Rep. Kristi Noem, R-S.D., a conservative House member, and Rep. Jared Polis, D-Colo., among his party’s most liberal members, created the eLearning caucus Oct. 5 to “promote research on successes and failures in eLearning so that federal education funds are used prudently, and to ensure policy is aligned with practice,” according to a “dear colleague” letter written by Noem and Polis.

A poll conducted this year by the Presidents Forum, a group of online colleges that primarily serve adult learners, showed policy makers were unfamiliar with up-to-date web-based learning. Many on Capitol Hill thought distance learning was still conducted primary through correspondence classes, and survey respondents said online programs were only equivalent to classroom learning if a large institution created and administered the curriculum.

“There was very little understanding of the impact of current technology,” said Paul Shiffman, executive director of the Presidents Forum. “Both staff and [Congressional] members come from a place and time identified primarily with traditional education. They have not been in contact with most recent methodologies … so there’s a void of knowledge there.”

The corridors of power in Washington, D.C. aren’t exactly teeming with online college graduates, said Russell Poulin, deputy director of WICHE Cooperative for Educational Technologies (WCET).

“Start going down the type of folks who end up being staffers on the Hill, and a lot of them have gone to private institutions or large public universities that have been slower to pick up on online education,” he said. “It’s hard to fault these people, because it’s just not in their background. It’s human nature not to be aware of something that has never been in your experience.”

Congressional caucuses are often formed to provide a public forum on policy issues and a chance for legislators to collect and analyze pertinent information before the issue comes to the full Congress.

Caucuses often tackle narrow issues. The Caucus for Competitiveness in Entertainment Technology, created in February and nicknamed the “video game” caucus, explores the impact of games in education.

Educational technologists familiar with the caucus said caucus membership hasn’t been made public yet, and a spokesman for Polis said that while the caucus hasn’t formally launched, “we’ve drawn a great deal of interest” from legislators.

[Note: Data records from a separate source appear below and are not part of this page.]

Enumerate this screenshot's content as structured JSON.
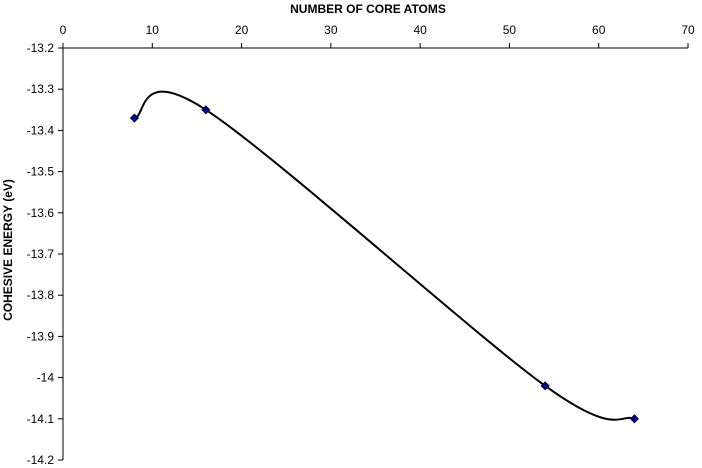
{
  "chart_data": {
    "type": "line",
    "title": "",
    "xlabel": "NUMBER OF CORE  ATOMS",
    "ylabel": "COHESIVE  ENERGY  (eV)",
    "x_axis_position": "top",
    "xlim": [
      0,
      70
    ],
    "ylim": [
      -14.2,
      -13.2
    ],
    "y_inverted": true,
    "x_ticks": [
      0,
      10,
      20,
      30,
      40,
      50,
      60,
      70
    ],
    "x_tick_labels": [
      "0",
      "10",
      "20",
      "30",
      "40",
      "50",
      "60",
      "70"
    ],
    "y_ticks": [
      -13.2,
      -13.3,
      -13.4,
      -13.5,
      -13.6,
      -13.7,
      -13.8,
      -13.9,
      -14,
      -14.1,
      -14.2
    ],
    "y_tick_labels": [
      "-13.2",
      "-13.3",
      "-13.4",
      "-13.5",
      "-13.6",
      "-13.7",
      "-13.8",
      "-13.9",
      "-14",
      "-14.1",
      "-14.2"
    ],
    "grid": false,
    "legend": "none",
    "series": [
      {
        "x": [
          8,
          16,
          54,
          64
        ],
        "y": [
          -13.37,
          -13.35,
          -14.02,
          -14.1
        ],
        "line_color": "#000000",
        "marker": "diamond",
        "marker_color": "#000080",
        "smooth": true
      }
    ]
  }
}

Chris Fitzgerald, the Polis spokesman, said the caucus’s objectives would “depend on the priorities of the membership,” but could include funding issues, access to online classes, blended learning, and credit recovery for web-based students.

In their invitation for Congressional members to join the eLearning caucus, Polis and Noem cite a series of statistics that could offer a preview of what the lawmakers will focus on in the coming year.

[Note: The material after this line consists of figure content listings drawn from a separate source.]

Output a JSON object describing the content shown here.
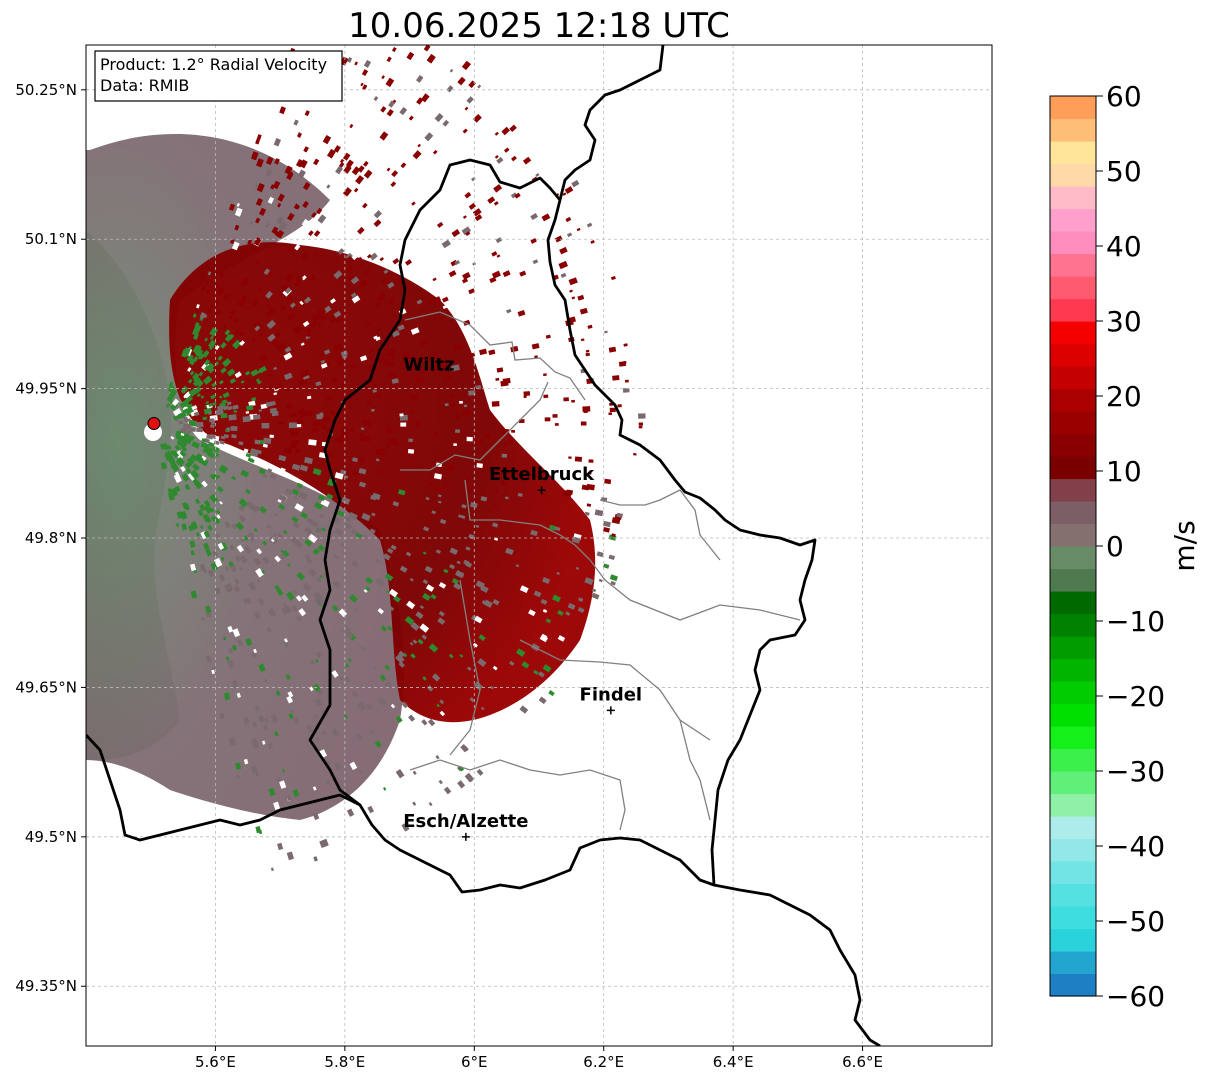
{
  "title": "10.06.2025 12:18 UTC",
  "info_box": {
    "product": "Product: 1.2° Radial Velocity",
    "data_source": "Data: RMIB"
  },
  "map": {
    "lon_range": [
      5.4,
      6.8
    ],
    "lat_range": [
      49.29,
      50.295
    ],
    "lon_ticks": [
      {
        "value": 5.6,
        "label": "5.6°E"
      },
      {
        "value": 5.8,
        "label": "5.8°E"
      },
      {
        "value": 6.0,
        "label": "6°E"
      },
      {
        "value": 6.2,
        "label": "6.2°E"
      },
      {
        "value": 6.4,
        "label": "6.4°E"
      },
      {
        "value": 6.6,
        "label": "6.6°E"
      }
    ],
    "lat_ticks": [
      {
        "value": 50.25,
        "label": "50.25°N"
      },
      {
        "value": 50.1,
        "label": "50.1°N"
      },
      {
        "value": 49.95,
        "label": "49.95°N"
      },
      {
        "value": 49.8,
        "label": "49.8°N"
      },
      {
        "value": 49.65,
        "label": "49.65°N"
      },
      {
        "value": 49.5,
        "label": "49.5°N"
      },
      {
        "value": 49.35,
        "label": "49.35°N"
      }
    ],
    "gridlines": true,
    "radar_site": {
      "lon": 5.505,
      "lat": 49.915
    },
    "cities": [
      {
        "name": "Wiltz",
        "lon": 5.93,
        "lat": 49.968,
        "marker": false
      },
      {
        "name": "Ettelbruck",
        "lon": 6.104,
        "lat": 49.848,
        "marker": true
      },
      {
        "name": "Findel",
        "lon": 6.211,
        "lat": 49.627,
        "marker": true
      },
      {
        "name": "Esch/Alzette",
        "lon": 5.987,
        "lat": 49.5,
        "marker": true
      }
    ]
  },
  "colorbar": {
    "label": "m/s",
    "min": -60,
    "max": 60,
    "ticks": [
      {
        "value": 60,
        "label": "60"
      },
      {
        "value": 50,
        "label": "50"
      },
      {
        "value": 40,
        "label": "40"
      },
      {
        "value": 30,
        "label": "30"
      },
      {
        "value": 20,
        "label": "20"
      },
      {
        "value": 10,
        "label": "10"
      },
      {
        "value": 0,
        "label": "0"
      },
      {
        "value": -10,
        "label": "−10"
      },
      {
        "value": -20,
        "label": "−20"
      },
      {
        "value": -30,
        "label": "−30"
      },
      {
        "value": -40,
        "label": "−40"
      },
      {
        "value": -50,
        "label": "−50"
      },
      {
        "value": -60,
        "label": "−60"
      }
    ],
    "bands": [
      {
        "from": -60,
        "to": -57,
        "color": "#1f7fc4"
      },
      {
        "from": -57,
        "to": -54,
        "color": "#22a6d0"
      },
      {
        "from": -54,
        "to": -51,
        "color": "#2ad3dc"
      },
      {
        "from": -51,
        "to": -48,
        "color": "#3ddde0"
      },
      {
        "from": -48,
        "to": -45,
        "color": "#55e0e2"
      },
      {
        "from": -45,
        "to": -42,
        "color": "#72e4e5"
      },
      {
        "from": -42,
        "to": -39,
        "color": "#92e8e8"
      },
      {
        "from": -39,
        "to": -36,
        "color": "#aeecec"
      },
      {
        "from": -36,
        "to": -33,
        "color": "#8ff0a8"
      },
      {
        "from": -33,
        "to": -30,
        "color": "#60f07a"
      },
      {
        "from": -30,
        "to": -27,
        "color": "#3cf04c"
      },
      {
        "from": -27,
        "to": -24,
        "color": "#15f01a"
      },
      {
        "from": -24,
        "to": -21,
        "color": "#00e000"
      },
      {
        "from": -21,
        "to": -18,
        "color": "#00cc00"
      },
      {
        "from": -18,
        "to": -15,
        "color": "#00b400"
      },
      {
        "from": -15,
        "to": -12,
        "color": "#009c00"
      },
      {
        "from": -12,
        "to": -9,
        "color": "#008200"
      },
      {
        "from": -9,
        "to": -6,
        "color": "#006a00"
      },
      {
        "from": -6,
        "to": -3,
        "color": "#4f7a4f"
      },
      {
        "from": -3,
        "to": 0,
        "color": "#678c67"
      },
      {
        "from": 0,
        "to": 3,
        "color": "#857070"
      },
      {
        "from": 3,
        "to": 6,
        "color": "#7b5e66"
      },
      {
        "from": 6,
        "to": 9,
        "color": "#82404a"
      },
      {
        "from": 9,
        "to": 12,
        "color": "#7a0000"
      },
      {
        "from": 12,
        "to": 15,
        "color": "#8a0000"
      },
      {
        "from": 15,
        "to": 18,
        "color": "#9a0000"
      },
      {
        "from": 18,
        "to": 21,
        "color": "#aa0000"
      },
      {
        "from": 21,
        "to": 24,
        "color": "#c40000"
      },
      {
        "from": 24,
        "to": 27,
        "color": "#dc0000"
      },
      {
        "from": 27,
        "to": 30,
        "color": "#f40000"
      },
      {
        "from": 30,
        "to": 33,
        "color": "#ff3a50"
      },
      {
        "from": 33,
        "to": 36,
        "color": "#ff5a6e"
      },
      {
        "from": 36,
        "to": 39,
        "color": "#ff7390"
      },
      {
        "from": 39,
        "to": 42,
        "color": "#ff8ebe"
      },
      {
        "from": 42,
        "to": 45,
        "color": "#ffa0cc"
      },
      {
        "from": 45,
        "to": 48,
        "color": "#ffbcc8"
      },
      {
        "from": 48,
        "to": 51,
        "color": "#ffd9a8"
      },
      {
        "from": 51,
        "to": 54,
        "color": "#ffe59a"
      },
      {
        "from": 54,
        "to": 57,
        "color": "#ffbe78"
      },
      {
        "from": 57,
        "to": 60,
        "color": "#ff9e58"
      }
    ]
  },
  "colors": {
    "border": "#000000",
    "cantons": "#808080",
    "grid": "#bbbbbb",
    "inbound_green": "#2f8a2f",
    "neutral_gray": "#7a6a6e",
    "outbound_red": "#8a0000",
    "radar_marker": "#e01010"
  }
}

More than 5.6 million college students–or 30 percent of all U.S. college students–took at  least one online course in 2009. Four million K-12 students took some form of online course in 2009, up from 45,000 during the 2000 school year. Women, according to the “dear colleague” letter, “disproportionately take postsecondary eLearning courses.”

The eLearning caucus, for example, could examine efficient online teaching strategies that prove successful at a few colleges and universities, and scale those approaches to a national level, said Shiffman, who also serves as vice president for government relations at Excelsior College, an online school based in New York.

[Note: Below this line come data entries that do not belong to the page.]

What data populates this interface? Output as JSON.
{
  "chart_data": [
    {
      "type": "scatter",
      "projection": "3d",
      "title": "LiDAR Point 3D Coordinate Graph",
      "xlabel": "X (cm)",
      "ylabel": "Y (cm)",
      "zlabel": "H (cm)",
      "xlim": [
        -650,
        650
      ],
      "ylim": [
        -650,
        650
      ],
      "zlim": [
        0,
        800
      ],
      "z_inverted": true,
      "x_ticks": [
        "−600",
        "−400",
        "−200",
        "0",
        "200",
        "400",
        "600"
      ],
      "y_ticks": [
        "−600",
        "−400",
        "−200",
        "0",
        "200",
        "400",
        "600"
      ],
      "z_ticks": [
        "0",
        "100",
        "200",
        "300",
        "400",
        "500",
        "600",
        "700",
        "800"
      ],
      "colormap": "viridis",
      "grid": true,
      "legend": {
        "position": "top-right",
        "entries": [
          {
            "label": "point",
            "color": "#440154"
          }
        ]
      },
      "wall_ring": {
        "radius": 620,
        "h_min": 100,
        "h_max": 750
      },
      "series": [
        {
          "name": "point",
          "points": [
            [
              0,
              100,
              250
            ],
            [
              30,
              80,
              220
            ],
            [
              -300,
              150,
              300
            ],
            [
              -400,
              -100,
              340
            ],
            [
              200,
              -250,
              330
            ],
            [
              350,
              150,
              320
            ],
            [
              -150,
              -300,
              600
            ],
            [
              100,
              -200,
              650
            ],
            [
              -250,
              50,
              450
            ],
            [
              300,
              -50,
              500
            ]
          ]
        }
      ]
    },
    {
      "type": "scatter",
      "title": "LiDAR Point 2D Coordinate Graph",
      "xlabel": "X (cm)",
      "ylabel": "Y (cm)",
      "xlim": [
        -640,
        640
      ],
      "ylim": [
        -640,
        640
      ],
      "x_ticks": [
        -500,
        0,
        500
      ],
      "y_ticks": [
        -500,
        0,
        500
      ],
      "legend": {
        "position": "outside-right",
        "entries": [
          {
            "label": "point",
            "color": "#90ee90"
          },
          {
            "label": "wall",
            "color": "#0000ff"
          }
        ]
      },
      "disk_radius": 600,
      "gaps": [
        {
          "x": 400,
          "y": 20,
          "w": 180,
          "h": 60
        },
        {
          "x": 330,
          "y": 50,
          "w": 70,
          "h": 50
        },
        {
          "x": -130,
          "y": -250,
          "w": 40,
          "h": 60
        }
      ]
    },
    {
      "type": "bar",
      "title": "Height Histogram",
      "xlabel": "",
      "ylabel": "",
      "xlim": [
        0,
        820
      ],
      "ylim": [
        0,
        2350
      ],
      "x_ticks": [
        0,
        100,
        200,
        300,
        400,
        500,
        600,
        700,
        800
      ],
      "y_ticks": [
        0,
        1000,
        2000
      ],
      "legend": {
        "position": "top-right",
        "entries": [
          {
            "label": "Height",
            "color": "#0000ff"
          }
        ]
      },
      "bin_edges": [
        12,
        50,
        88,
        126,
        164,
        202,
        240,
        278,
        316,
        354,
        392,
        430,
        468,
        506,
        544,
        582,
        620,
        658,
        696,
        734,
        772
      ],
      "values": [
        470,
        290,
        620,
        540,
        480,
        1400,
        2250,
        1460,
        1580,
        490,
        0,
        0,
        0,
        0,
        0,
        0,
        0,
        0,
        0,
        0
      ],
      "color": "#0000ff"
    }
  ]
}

“It would benefit institutions, as well as the country, if policy makers had a resource where they could learn more about technology-based learning,” he said. “Right now, policy makers don’t have a full view of what the technology has enabled for learning purposes.”

Dietram Scheufele, a University of Wisconsin communications professor who tracks public opinion and emerging technologies, said Congressional groups like the eLearning caucus are where policy issues are tackled before monied interests and “hyper partisanship” play a major role.

“They help form a comprehensive picture before the whole lobbying machine starts ramping up, and [lawmakers] can have a good understanding and can decipher good information from bad information,” Scheufele said. “A lot of these caucuses are trying to pick up these issues early in the cycle. … Caucuses have traditionally provided a way of providing detailed discussion instead of just opening this up to a lobbying battle in D.C.”

Ed-tech advocates familiar with the eLearning caucus did not expect for-profit colleges–many with large online programs and teams of Washington lobbyists–to have undue influence on caucus members.

“One can’t deny that the for-profit sector has invested greatly in distance learning, but one can argue that’s because there was a tremendous need,” Shiffman said, adding that for-profit schools could see the eLearning caucus as a chance to heal their battered public image. “The idea that this could be a vehicle for the for-profit sector doesn’t seem founded on anything. In the marketplace now, there are many for-profit colleges that will be interested in bettering their image through this [caucus].”

eLearning caucus members will likely invite input from every sector of higher education–from private to public to for-profit, Scheufele said.

“The idea of providing online education is one that many schools have picked up on,” he said. “This is a chance for everyone to come to the table and talk.”